Joining Datasets with different numbers of rows

We’re looking to analyze staff utilization data. There are two data sets:


Data Set 1: Raw data from a timekeeping system with daily time entries from each staff member, there are multiple rows per person per month.


Data Set 2: The total available hours per person per month, there is one row per person per month.

 

We’re looking to calculate utilization per month per person by summing all of their hours entries for a specific month from Data Set 1, and dividing by their corresponding available hours for that month in Data Set 2.

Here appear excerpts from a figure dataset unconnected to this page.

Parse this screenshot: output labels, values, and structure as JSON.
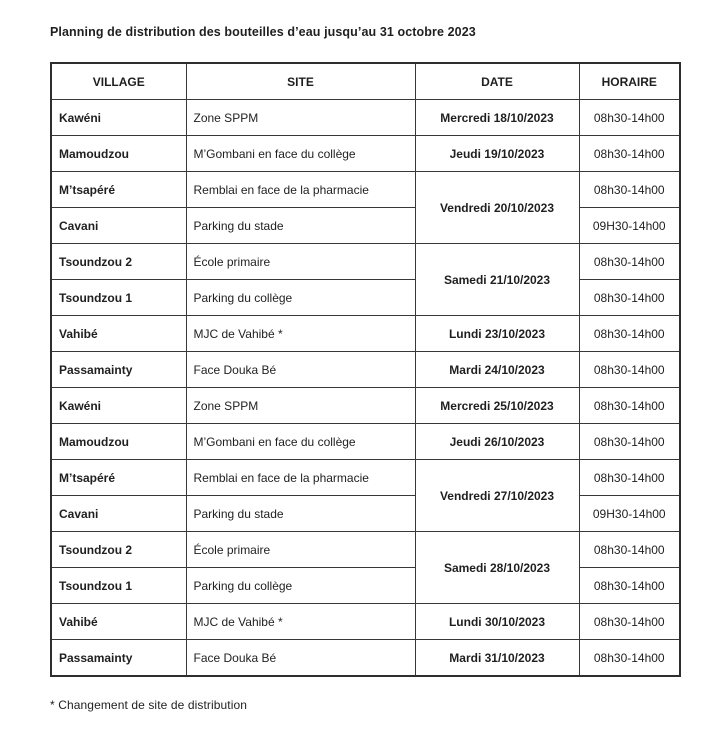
{
  "document": {
    "title": "Planning de distribution des bouteilles d’eau jusqu’au 31 octobre 2023",
    "footnote": "* Changement de site de distribution"
  },
  "table": {
    "headers": [
      "VILLAGE",
      "SITE",
      "DATE",
      "HORAIRE"
    ],
    "rows": [
      {
        "village": "Kawéni",
        "site": "Zone SPPM",
        "date": "Mercredi 18/10/2023",
        "date_rowspan": 1,
        "horaire": "08h30-14h00"
      },
      {
        "village": "Mamoudzou",
        "site": "M’Gombani en face du collège",
        "date": "Jeudi 19/10/2023",
        "date_rowspan": 1,
        "horaire": "08h30-14h00"
      },
      {
        "village": "M’tsapéré",
        "site": "Remblai en face de la pharmacie",
        "date": "Vendredi 20/10/2023",
        "date_rowspan": 2,
        "horaire": "08h30-14h00"
      },
      {
        "village": "Cavani",
        "site": "Parking du stade",
        "date": null,
        "date_rowspan": 0,
        "horaire": "09H30-14h00"
      },
      {
        "village": "Tsoundzou 2",
        "site": "École primaire",
        "date": "Samedi 21/10/2023",
        "date_rowspan": 2,
        "horaire": "08h30-14h00"
      },
      {
        "village": "Tsoundzou 1",
        "site": "Parking du collège",
        "date": null,
        "date_rowspan": 0,
        "horaire": "08h30-14h00"
      },
      {
        "village": "Vahibé",
        "site": "MJC de Vahibé *",
        "date": "Lundi 23/10/2023",
        "date_rowspan": 1,
        "horaire": "08h30-14h00"
      },
      {
        "village": "Passamainty",
        "site": "Face Douka Bé",
        "date": "Mardi 24/10/2023",
        "date_rowspan": 1,
        "horaire": "08h30-14h00"
      },
      {
        "village": "Kawéni",
        "site": "Zone SPPM",
        "date": "Mercredi 25/10/2023",
        "date_rowspan": 1,
        "horaire": "08h30-14h00"
      },
      {
        "village": "Mamoudzou",
        "site": "M’Gombani en face du collège",
        "date": "Jeudi 26/10/2023",
        "date_rowspan": 1,
        "horaire": "08h30-14h00"
      },
      {
        "village": "M’tsapéré",
        "site": "Remblai en face de la pharmacie",
        "date": "Vendredi 27/10/2023",
        "date_rowspan": 2,
        "horaire": "08h30-14h00"
      },
      {
        "village": "Cavani",
        "site": "Parking du stade",
        "date": null,
        "date_rowspan": 0,
        "horaire": "09H30-14h00"
      },
      {
        "village": "Tsoundzou 2",
        "site": "École primaire",
        "date": "Samedi 28/10/2023",
        "date_rowspan": 2,
        "horaire": "08h30-14h00"
      },
      {
        "village": "Tsoundzou 1",
        "site": "Parking du collège",
        "date": null,
        "date_rowspan": 0,
        "horaire": "08h30-14h00"
      },
      {
        "village": "Vahibé",
        "site": "MJC de Vahibé *",
        "date": "Lundi 30/10/2023",
        "date_rowspan": 1,
        "horaire": "08h30-14h00"
      },
      {
        "village": "Passamainty",
        "site": "Face Douka Bé",
        "date": "Mardi 31/10/2023",
        "date_rowspan": 1,
        "horaire": "08h30-14h00"
      }
    ]
  },
  "colors": {
    "text": "#1f1f1f",
    "border": "#383838",
    "background": "#ffffff"
  }
}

When we joined the two data sets, using their unique ID# and the identifier, the output includes the monthly available hours value for every row in which there is a raw data entry. We need to create a Beast Mode that is the sum of all raw data hours per month divided by just one instance of the available hours per month. 

 

Any ideas? 

Comments

  • Great question! As long as the card is reporting by month, the following will work:

     

    SUM(`Hours_Field_From_Dataset_1`) / AVG(`Available_Hours_From_Dataset_2`)

     

    You could also use MAX() or MIN() instead of average since there's just one value per rep per month. Should you wish to report by quarter or year, you will need to create quarterly and yearly availability fields in Dataset 1 before joining them and create beast modes for quarterly and yearly utilization.

     

     

  • I think I would approach this by bringing both datasets to the same date grain before the join. In Data Set 1 SUM up all the the hours in the month by employee so that you have just one row per employee per month. This would be my prefered method.

     

    Alternatively, you might try something like this:

     

    SUM(`Hours Logged by Employee`) / MAX(`Available Hours by Employee`)

     

    As long as the Available Hours is never equal to zero this should work.

  • Thanks!

     

    What if the number of rows varies? IOW, a higher Dataset 2 value included five times will weight the average differently than a lower Dataset 2 value included five times. 

     

    We tried the Beast Mode and the numbers don't look quite right yet. 

     

  • In that case, unless there is a reason you can't do it, then I would second Kurt's recommendation that you get both datasets on the same level of granularity.

     

    My answer assumes that dataset 2 has data that looks like this:

     

    Name           Date          Available_Hours  

    John Doe       01/01/2018    140

    Jane Roe       01/01/2018    119

    John Doe       02/01/2018    115

    Jane Roe       02/01/2018    137

     

    As long as the card is displaying by month and you are breaking it out by individual user, then that formula will work.

     

    Another option would be to fix the data after the join. You would need to add row numbers and partition it by person by month. You would then update the data so that their available hours got set to 0 where the row number was greater than 1. Then you could use SUM()/SUM().

  • Where would we update the Available Hours to 0 in the dataflow? Not sure which function to use.